Question Posted Thursday December 29 2011, 10:20 pm
sooo im almost 15 and my parents never let me do anything. i live with my dad and his gf, and shes a control freak. whatever she says my dad goes along with and if i dont listen to her then she starts taking away all my fave stuff. she even goes through my phone everyday and reads every single txt message...and if i delete them, she gets online and reads them! its like i cant even go to the bathroom by myself! but anyway, i cant go anywhere with my friends, i cant ever hang out with my bf unless their with me the whole time watching my every move, i cant even ride in the car with my cousin or go anywhere with anybody without me having to calling them like every half hour telling them what im doing, what time ill be home, and blah blah blahhh! i just cant take it anymore....i mean i know im not an adult but seriously! there wayyyy too overprotective and they need to lay off a lil and give me some privacy!
[ Answer this question ] Want to answer more questions in the Relationships category? Maybe give some free advice about: Families? Denabella answered Saturday December 31 2011, 6:37 pm: What I would do is sit down with your parents and talk to them about how you feel. Be calm and mature when you tell them because if you act like a child, they will treat you like one. Tell them that you feel smothered and would like some freedom in your life. But let's be honest. Have you thought about why they are so strict on you? You could be acting like a child and not even know it. Reflect on your behavior first and then bring that up in the conversation as well. Show them that you are willing to do better and earn the freedom you so desire. Ask them why they are strict. They have their reasons and if you are polite and mature, they may share the reasons with you. Do NOT lose your cool at any point. That will just make things worse if you start yelling at them. Good luck. [ Denabella's advice column | Ask Denabella A Question ]
adviceman49 answered Friday December 30 2011, 12:07 pm: This is not an answer you want or possibly like, but maybe it can help.
I can feel your pain though unfortunately there is not a lot you can do about it. When my son was your age I coined the phrase betweener. To old to be seen as a child and to young to be seen as an adult. Its probably one of the worst ages to be at.
Yes you need more freedom in order to grow and learn how to exist in the ever changing world as an adult. You also need your privacy; all young ladies' do. Your dads' girlfriend may be being as strict as she is because she remembers how wild she was at your age. Keep that to yourself please.
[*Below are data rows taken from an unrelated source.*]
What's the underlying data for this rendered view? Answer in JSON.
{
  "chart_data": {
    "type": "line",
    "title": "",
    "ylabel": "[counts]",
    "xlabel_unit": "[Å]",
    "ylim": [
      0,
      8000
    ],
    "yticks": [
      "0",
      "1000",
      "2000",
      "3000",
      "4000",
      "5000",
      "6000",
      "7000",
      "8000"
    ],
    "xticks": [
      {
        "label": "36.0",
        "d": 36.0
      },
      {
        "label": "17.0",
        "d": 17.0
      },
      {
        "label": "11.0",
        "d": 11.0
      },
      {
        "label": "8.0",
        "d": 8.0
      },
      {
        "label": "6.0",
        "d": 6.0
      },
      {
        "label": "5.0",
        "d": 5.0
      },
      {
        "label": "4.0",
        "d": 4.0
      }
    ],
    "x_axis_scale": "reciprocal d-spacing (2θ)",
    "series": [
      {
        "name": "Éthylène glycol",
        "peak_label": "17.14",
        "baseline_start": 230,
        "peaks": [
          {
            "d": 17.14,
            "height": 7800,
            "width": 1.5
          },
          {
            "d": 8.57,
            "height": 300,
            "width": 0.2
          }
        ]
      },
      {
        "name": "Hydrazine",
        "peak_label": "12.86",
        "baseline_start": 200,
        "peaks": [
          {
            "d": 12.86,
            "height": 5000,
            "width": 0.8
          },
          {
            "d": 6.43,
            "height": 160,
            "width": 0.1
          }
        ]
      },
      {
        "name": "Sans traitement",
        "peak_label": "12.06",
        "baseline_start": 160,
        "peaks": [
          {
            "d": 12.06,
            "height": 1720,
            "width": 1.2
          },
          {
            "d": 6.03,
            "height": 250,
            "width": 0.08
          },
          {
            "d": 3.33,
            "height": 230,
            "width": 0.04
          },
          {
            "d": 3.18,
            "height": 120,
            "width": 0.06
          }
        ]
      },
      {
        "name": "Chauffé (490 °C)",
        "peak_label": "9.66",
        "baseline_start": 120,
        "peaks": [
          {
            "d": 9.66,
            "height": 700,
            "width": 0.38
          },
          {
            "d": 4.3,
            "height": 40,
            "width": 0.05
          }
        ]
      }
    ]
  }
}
My advice: Sit down with dad and his girlfriend and calmly explain that you feel stifled by how tightly you are being restricted and your lack of privacy. Explain that you know right from wrong, that dad has raised you right and needs to trust that he did a good job. If you get good grades in school remind them of that. As for sexual activity if you are still a virgin you may want to point that out. If you are not; well you may want to figure out how to handle that question for I feel girlfriend may ask.
Explain to dad that you need to learn to grow. Part of learning is doing. This means you need his/their trust and that you be allowed to spread your wings a bit. To learn about being an adult. To have privacy so you can express you inner most thoughts to yourself and to your closest confidant. Expressing yourself to yourself and to your closest friend is part of being a girl and becoming a women. Without privacy it is hard to do this. Tell him if he ever questions anything all he needs do is ask, but to go through your email and texts is an invasion of your privacy and a show of distrust which you find both disturbing and unjustified.
Of course you need to find your own words for what I have written. Talking with your dad and his girlfriend together may work for dad is their to hear you and not getting things second hand. You have everything to gain and nothing to lose by trying this.